Dalam pertemuan sosialisasi EJTA tersebut dijelaskan bahwa persyaratan untuk mengikuti EJTA cukup banyak, antara lain: Semua Surat Perijinan, Struktur Organisasi Kepegawaian dan Job Description, Sertifikat CHSE, Sertifikat Laik Sehat, Standard Operating Procedure (SOP) Operasional yang lengkap, memiliki kelengkapan Resep Menu, Video Profile, serta kreatif menerapkan teknologi untuk menunjang operasionalnya.

Sebagai owner Waroeng Kemarang, Wowok Meirianto merasa tertantang dan menyanggupi tawaran keikutsertaan EJTA 2021 tersebut, tentunya dengan bimbingan dan pembinaan dari Dinas Pariwisata Banyuwangi.
Berkompetisi dalam kategori Resto Non Bintang di EJTA pastinya tidak mudah karena di kota lain seperti Malang, Batu, dan Surabaya sangat banyak restoran yang sudah lama berdiri, berpengalaman dan sangat kreatif dalam menambahkan daya tarik.
“Yang penting, kami bisa ikut berpartisipasi dan dapat mencari pengalaman dahulu, ” kata Wowok bersemangat dalam menyusun dokumen yang diperlukan dan mempersiapkan segala sesuatunya sebelum datangnya Dewan Juri ke lokasi untuk meninjau dan menilai, pada akhir Nopember 2021 yang lalu.

Hari Jumat, 10 Desember 2021, di Hotel Grand Mercure Malang, Waroeng Kemarang Banyuwangi dinobatkan sebagai Pemenang Terbaik Kategori Resto NonBintang EJTA 2021 oleh Gubernur Jawa Timur Ibu Khofifah Indar Parawansa dengan nilai tertinggi ke-2, didampingi Resto Taman Indi Malang dengan nilai tertinggi ke-1, dan Resto Mang Engking Juanda Sidoarjo dengan Nilai tertinggi ke-3. Selesai maju ke panggung menerima Piagam, Piala dan Uang Rp.6.000.000,- Wowok mengatakan: “Kami sungguh tidak menyangka, sebagai restoran yang baru 3 tahun lebih berdiri di Banyuwangi sudah bisa sejajar dengan resto yang sudah 18 tahun beroperasi seperti Resto Taman Indi Malang dan juga dengan Resto Mang Engking yang adalah resto berkelas Nasional yang hampir ada di kota-kota besar Indonesia, ” cetusnya.

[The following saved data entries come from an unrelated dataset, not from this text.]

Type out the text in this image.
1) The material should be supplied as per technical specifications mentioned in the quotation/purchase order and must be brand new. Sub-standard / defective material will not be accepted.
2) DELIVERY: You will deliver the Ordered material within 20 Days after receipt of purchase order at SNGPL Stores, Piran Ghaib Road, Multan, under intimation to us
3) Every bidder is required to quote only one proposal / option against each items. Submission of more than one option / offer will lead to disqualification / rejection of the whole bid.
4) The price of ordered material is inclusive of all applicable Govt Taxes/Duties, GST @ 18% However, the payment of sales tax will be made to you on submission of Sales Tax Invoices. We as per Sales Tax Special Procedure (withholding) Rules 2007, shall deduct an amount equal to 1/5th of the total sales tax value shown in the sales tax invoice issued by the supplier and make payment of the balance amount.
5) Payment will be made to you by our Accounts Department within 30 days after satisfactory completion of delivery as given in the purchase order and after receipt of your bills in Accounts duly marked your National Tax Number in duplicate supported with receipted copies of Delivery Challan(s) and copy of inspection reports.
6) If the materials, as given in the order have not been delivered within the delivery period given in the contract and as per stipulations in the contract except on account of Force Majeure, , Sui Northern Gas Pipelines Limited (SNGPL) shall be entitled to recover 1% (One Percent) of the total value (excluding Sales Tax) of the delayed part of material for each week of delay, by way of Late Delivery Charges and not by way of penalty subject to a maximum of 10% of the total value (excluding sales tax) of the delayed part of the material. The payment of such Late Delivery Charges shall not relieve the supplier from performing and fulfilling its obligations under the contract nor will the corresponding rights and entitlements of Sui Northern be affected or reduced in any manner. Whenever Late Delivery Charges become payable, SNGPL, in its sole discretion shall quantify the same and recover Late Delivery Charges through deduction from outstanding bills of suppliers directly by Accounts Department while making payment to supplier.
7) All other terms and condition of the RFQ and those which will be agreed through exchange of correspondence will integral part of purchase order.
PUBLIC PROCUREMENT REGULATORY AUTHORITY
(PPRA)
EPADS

Hal yang memperkuat penilaian dewan juri, selain dokumen yang lengkap, juga adalah “menjual menu khas tradisional Osing Banyuwangi, memberikan daya tarik seni budaya, Waroeng Kemarang juga menerapkan applikasi Teknologi Informasi Eresto, dimana Tamu yang datang dapat melakukan Self Order (Memesan Sendiri) menggunakan HP sendiri dengan scan QR Code, sehingga intetaksi tamu dengan waiter dapat dikurangi, dengan demikian penularan dan penyebaran virus covid-19 dapat dihindari, ” demikian imbuh Wowok.
Ditanya tentang apa kesan dan harapan kedepan tentang EJTA, Wowok yang hadir bersama Istrinya di Hotel Grand Mercure Malang mengatakan bahwa: “Hendaknya ajang seperti EJTA ini diselenggarakan oleh Pemerintah agar pengusaha bidang Pariwisata dapat berkompetisi secara profesional untuk meningkatkan kualitasnya dan secara formal dihargai oleh Pemerintah, walaupun nilai ukuran sebenarnya pada usaha pariwisata yang ujung-ujungnya adalah jumlah kunjungan tamu dan multiplier effect pada ekonomi masyarakat pada umumnya, ” katanya.
Semoga Pariwisata di Banyuwangi terus bangkit mendukung tumbuhnya Pariwisata Jawa Timur dan Indonesia pada umumnya.